His arrival in Milwaukee came on the eve of the first anniversary of the Inflation Reduction Act. Polls show many citizens know little about it or what it attempts to accomplish. It also occurred a week before Republicans are scheduled to arrive in the city Aug. 23 for the party’s first presidential debate. As Biden spoke, much of current political discussion focused on his predecessor, Donald Trump, who was charged Monday in Georgia on an alleged scheme to illegally overturn the results of the 2020 election.

Wisconsin is among critical states where Biden needs to persuade voters that his policies are having a positive impact by generating roughly $500 billion in corporate investments in factories and other facilities. The president ignored Trump in his speech, but challenged the state's Republican Sen.

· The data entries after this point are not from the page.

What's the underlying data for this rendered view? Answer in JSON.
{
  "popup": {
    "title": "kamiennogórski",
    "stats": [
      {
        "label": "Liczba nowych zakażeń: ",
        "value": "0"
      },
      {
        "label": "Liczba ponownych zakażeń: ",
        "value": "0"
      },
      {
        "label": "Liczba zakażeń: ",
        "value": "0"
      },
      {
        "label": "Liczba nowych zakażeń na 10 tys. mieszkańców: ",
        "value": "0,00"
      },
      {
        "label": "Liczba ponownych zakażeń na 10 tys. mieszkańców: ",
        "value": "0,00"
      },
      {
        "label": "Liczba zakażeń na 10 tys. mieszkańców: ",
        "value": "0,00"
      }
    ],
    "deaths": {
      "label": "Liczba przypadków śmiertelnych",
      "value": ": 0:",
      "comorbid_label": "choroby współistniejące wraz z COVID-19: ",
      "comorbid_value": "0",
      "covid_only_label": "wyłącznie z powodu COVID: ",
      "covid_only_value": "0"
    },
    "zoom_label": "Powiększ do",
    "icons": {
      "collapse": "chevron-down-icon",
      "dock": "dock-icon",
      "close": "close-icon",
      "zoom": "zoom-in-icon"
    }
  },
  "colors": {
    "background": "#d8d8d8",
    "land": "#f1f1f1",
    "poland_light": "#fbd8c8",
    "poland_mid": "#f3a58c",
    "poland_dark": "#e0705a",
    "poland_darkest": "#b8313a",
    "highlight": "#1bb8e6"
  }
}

Ron Johnson, who was re-elected in 2022. Biden said Johnson’s ideas are in opposition to “the conservative Republican view, the so-called MAGA view, which is focused on corporate profits.”

Republican lawmakers have criticized Biden's economic leadership, nothing that inflation reached a four-decade peak in summer 2022 and said many U.S. families are still struggling as a result of higher prices.

“Real wages are down and gas prices are up,” said House Speaker Kevin McCarthy, R-Calif., on X, formerly known at Twitter. “You are paying the price for failed leadership.”

Biden toured Ingeteam, a clean-energy manufacturer of onshore wind turbine generators in Milwaukee, and talked up provisions of the law to boost domestic manufacturing and clean energy and reduce the cost of health care. According to the White House, Ingeteam plans to hire 100 workers using Bipartisan Infrastructure Law money to start producing electric vehicle charging stations domestically.

Also timed to Biden’s trip, multinational tech firm Siemens is set to announce it will start manufacturing solar inverters in Wisconsin's Kenosha County, a move prompted by increased demand brought by tax incentives from the IRA law.

Administration officials say the trip is aimed at recognizing the effects of the law, which passed Congress on party-line votes. According to the White House, in Wisconsin, private firms have committed more than $3 billion in manufacturing and clean energy investments since Biden was inaugurated.